Originally Posted by
ohaiyo
I checked the house I grew up in, and its property taxes are the same from when it was first sold in 1974 (or whatever the upper adjustment based on prop 13 has limited it to). It has never been sold by the original owner. They pay $2,300/yr in taxes and homes in that neighborhood rent for $5,000 - $8,000 per month. That's a net difference of between $57,000 and $90,000+ (every year) that those owners reap due to a law that gives them leverage which is not available to other people. In other words: it gives them legal, permanent arbitrage.
And while it's true that you identify the loophole has been "closed" for rental properties, if you dig into specific properties and look at a random sample, you will notice that a non-trival number of homes' legal owners are trusts - i.e. ownership entities that undergo no reassessment - ever. So while some rental homes may be reassessed, in practicality it is far, far short of "all." The guilded class knows what they are doing.

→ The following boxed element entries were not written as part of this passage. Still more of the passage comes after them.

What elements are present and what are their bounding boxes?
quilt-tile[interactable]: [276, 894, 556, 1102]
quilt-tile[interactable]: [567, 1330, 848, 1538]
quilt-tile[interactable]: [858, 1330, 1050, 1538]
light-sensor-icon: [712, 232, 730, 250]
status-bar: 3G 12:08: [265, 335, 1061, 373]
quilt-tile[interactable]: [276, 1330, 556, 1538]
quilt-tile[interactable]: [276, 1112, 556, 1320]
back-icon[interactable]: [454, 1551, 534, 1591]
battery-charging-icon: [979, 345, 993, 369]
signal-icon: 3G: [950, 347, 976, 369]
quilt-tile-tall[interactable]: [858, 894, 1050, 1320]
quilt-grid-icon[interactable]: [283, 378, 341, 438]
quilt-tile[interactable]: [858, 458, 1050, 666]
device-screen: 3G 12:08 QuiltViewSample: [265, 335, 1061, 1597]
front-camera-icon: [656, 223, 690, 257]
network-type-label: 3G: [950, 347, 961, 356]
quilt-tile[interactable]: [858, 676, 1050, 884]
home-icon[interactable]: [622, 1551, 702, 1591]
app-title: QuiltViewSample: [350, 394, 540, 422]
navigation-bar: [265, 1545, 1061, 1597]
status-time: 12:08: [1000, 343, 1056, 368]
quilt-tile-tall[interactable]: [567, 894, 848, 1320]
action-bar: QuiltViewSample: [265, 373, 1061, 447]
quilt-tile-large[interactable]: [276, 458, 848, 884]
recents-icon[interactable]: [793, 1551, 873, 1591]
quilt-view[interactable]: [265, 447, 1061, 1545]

I don’t know enough about how property trusts are structured to have an educated opinion on that but it looks like a loophole that should be closed.
Houses are reassessed in ca. 2% annual max increase. You could simply increase that 2% over time making prop 13 irrelevant approaching 100% at some point in the future so it doesn’t take 75 years for the tax to double. That way folks will know thier max tax numbers in retirement. It solves most transition off prop 13 issues. Rent will be going up. No more cheap rentals because the owner has no mortgage and cheap tax.
Never thought I would be discussing ways to increase my taxes but I do agree with alot of the negative consequences posts.